I'm not trying to be a jerk, but back that up with data.

[snip]

Look up any launch pad or early flight detonation of rockets.  Explain how the crew will survive that completely.  Then there's the data from the airpacks on the Challenger; some of the crew seemed to have survived the initial failure of the launch vehicle, but that didn't matter as they died when the crew cabin impacted the sea.

EDIT: Here's two examples of the crew being saved by the launch abort system, Soyuz T-10-1 and Soyuz MS-10:
https://en.wikipedia.org/wiki/Soyuz_abort_modes#Soyuz_abort_history
https://en.wikipedia.org/wiki/Soyuz_7K-ST_No.16L
https://en.wikipedia.org/wiki/Soyuz_MS-10

You say a launch escape system isn't needed.  Roscosmos has one on Soyuz.  NASA insisted on one for Dragon 2, for Starliner, and for Orion.  Roscosmos and NASA have a whole lot of experience and actual engineers and scientists who are used to calculating risk.  And learning the proper lessons from history.

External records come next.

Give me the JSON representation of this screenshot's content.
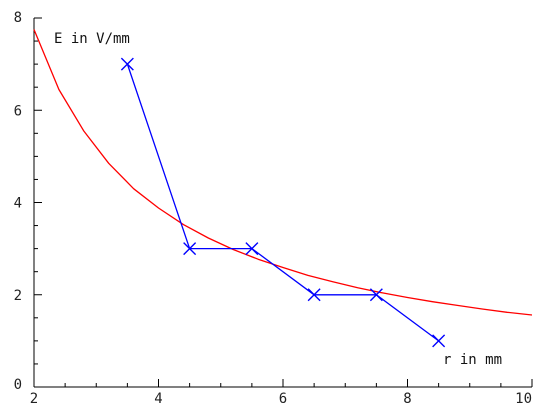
{
  "chart_data": {
    "type": "line",
    "title": "",
    "xlabel": "r in mm",
    "ylabel": "E in V/mm",
    "xlim": [
      2,
      10
    ],
    "ylim": [
      0,
      8
    ],
    "x_ticks": [
      2,
      4,
      6,
      8,
      10
    ],
    "y_ticks": [
      0,
      2,
      4,
      6,
      8
    ],
    "x_minor_step": 0.5,
    "y_minor_step": 0.5,
    "grid": false,
    "legend": "none",
    "series": [
      {
        "color": "#ff0000",
        "marker": "none",
        "x": [
          2.0,
          2.4,
          2.8,
          3.2,
          3.6,
          4.0,
          4.4,
          4.8,
          5.2,
          5.6,
          6.0,
          6.4,
          6.8,
          7.2,
          7.6,
          8.0,
          8.4,
          8.8,
          9.2,
          9.6,
          10.0
        ],
        "y": [
          7.75,
          6.45,
          5.55,
          4.85,
          4.3,
          3.88,
          3.52,
          3.23,
          2.98,
          2.77,
          2.59,
          2.42,
          2.28,
          2.15,
          2.04,
          1.94,
          1.85,
          1.77,
          1.69,
          1.62,
          1.56
        ]
      },
      {
        "color": "#0000ff",
        "marker": "x",
        "x": [
          3.5,
          4.5,
          5.5,
          6.5,
          7.5,
          8.5
        ],
        "y": [
          7,
          3,
          3,
          2,
          2,
          1
        ]
      }
    ]
  }
}
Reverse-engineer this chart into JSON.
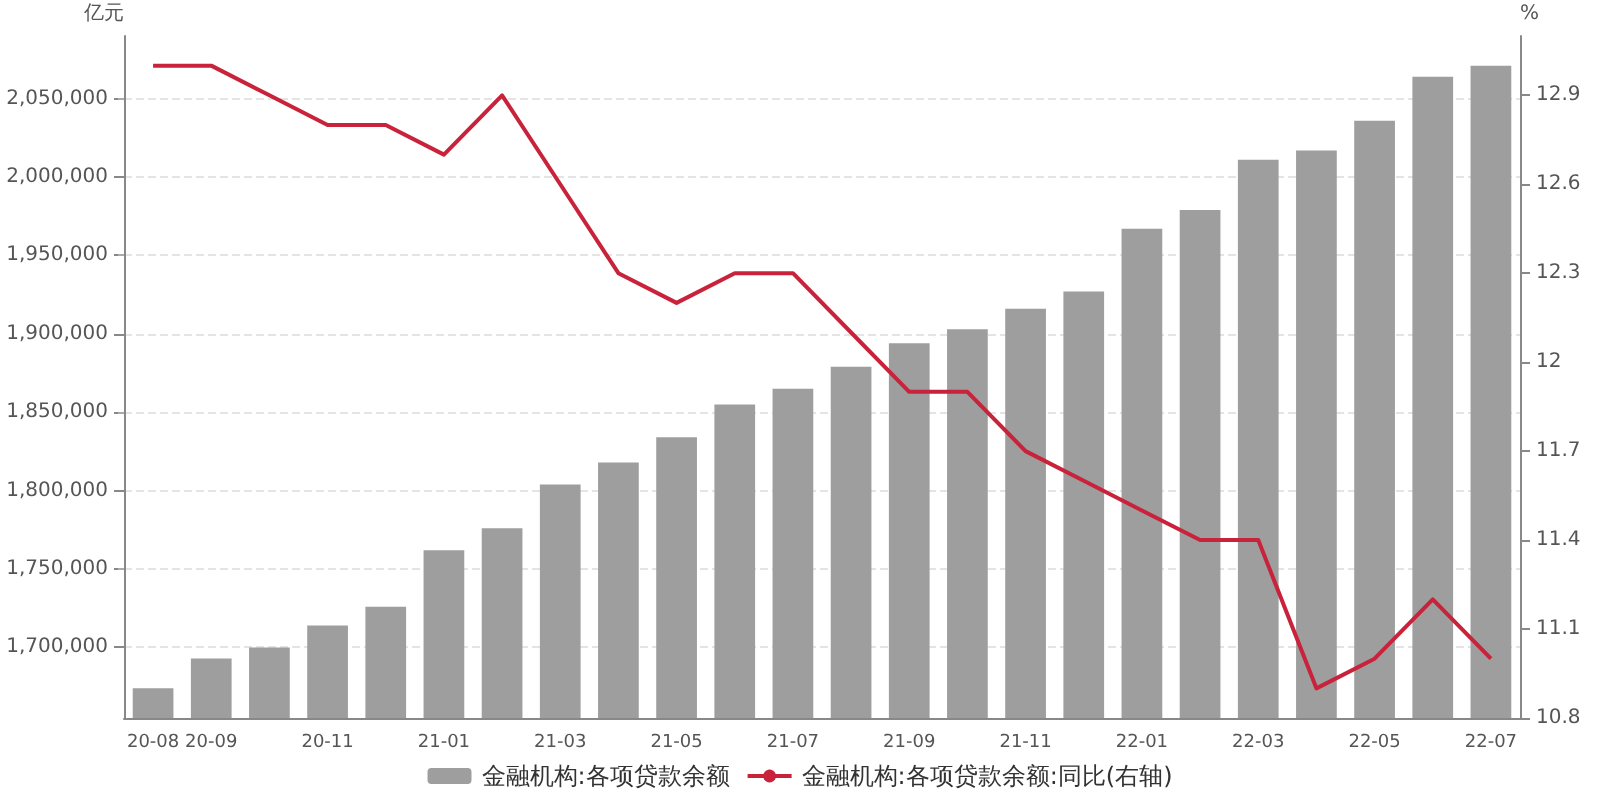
{
  "chart_data": {
    "type": "bar",
    "ylabel": "亿元",
    "y2label": "%",
    "categories": [
      "20-08",
      "20-09",
      null,
      "20-11",
      null,
      "21-01",
      null,
      "21-03",
      null,
      "21-05",
      null,
      "21-07",
      null,
      "21-09",
      null,
      "21-11",
      null,
      "22-01",
      null,
      "22-03",
      null,
      "22-05",
      null,
      "22-07"
    ],
    "series": [
      {
        "name": "金融机构:各项贷款余额",
        "color": "#9e9e9e",
        "values": [
          1674000,
          1693000,
          1700000,
          1714000,
          1726000,
          1762000,
          1776000,
          1804000,
          1818000,
          1834000,
          1855000,
          1865000,
          1879000,
          1894000,
          1903000,
          1916000,
          1927000,
          1967000,
          1979000,
          2011000,
          2017000,
          2036000,
          2064000,
          2071000
        ]
      },
      {
        "name": "金融机构:各项贷款余额:同比(右轴)",
        "type": "line",
        "axis": "y2",
        "color": "#c8233a",
        "values": [
          13.0,
          13.0,
          12.9,
          12.8,
          12.8,
          12.7,
          12.9,
          12.6,
          12.3,
          12.2,
          12.3,
          12.3,
          12.1,
          11.9,
          11.9,
          11.7,
          11.6,
          11.5,
          11.4,
          11.4,
          10.9,
          11.0,
          11.2,
          11.0
        ]
      }
    ],
    "ylim": [
      1655000,
      2090000
    ],
    "yticks": [
      {
        "value": 1700000,
        "label": "1,700,000"
      },
      {
        "value": 1750000,
        "label": "1,750,000"
      },
      {
        "value": 1800000,
        "label": "1,800,000"
      },
      {
        "value": 1850000,
        "label": "1,850,000"
      },
      {
        "value": 1900000,
        "label": "1,900,000"
      },
      {
        "value": 1950000,
        "label": "1,950,000"
      },
      {
        "value": 2000000,
        "label": "2,000,000"
      },
      {
        "value": 2050000,
        "label": "2,050,000"
      }
    ],
    "y2lim": [
      10.8,
      13.1
    ],
    "y2ticks": [
      10.8,
      11.1,
      11.4,
      11.7,
      12,
      12.3,
      12.6,
      12.9
    ],
    "grid": "y",
    "legend": "bottom"
  }
}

Just because Gemini, Voskhod, and STS (Buran never had a crewed flight) had substandard or no launch escape system doesn't justify making the same mistakes now.  We're supposed to learn from the faults of the past, not repeat them.

People talk about aircraft not having a launch escape system.  They don't need it.  The structure of the aircraft is designed to survive the failures that happen.  Short of massive catastrophe, the wings and control surfaces and systems will survive and the aircraft will operate in a degraded capacity, at worst as a glider.

And aircraft don't push the technology as close to the bleeding edge as rockets do, not even military aircraft.  That's why no launch vehicle family with any significant launch count has a perfect record.  Because on the pad, a launch vehicle is mostly propellant and when things go wrong enough, that explodes.

You want to fly 1000 crews to space.  Without a launch escape system, some of them will die.  Are you satisfied with that?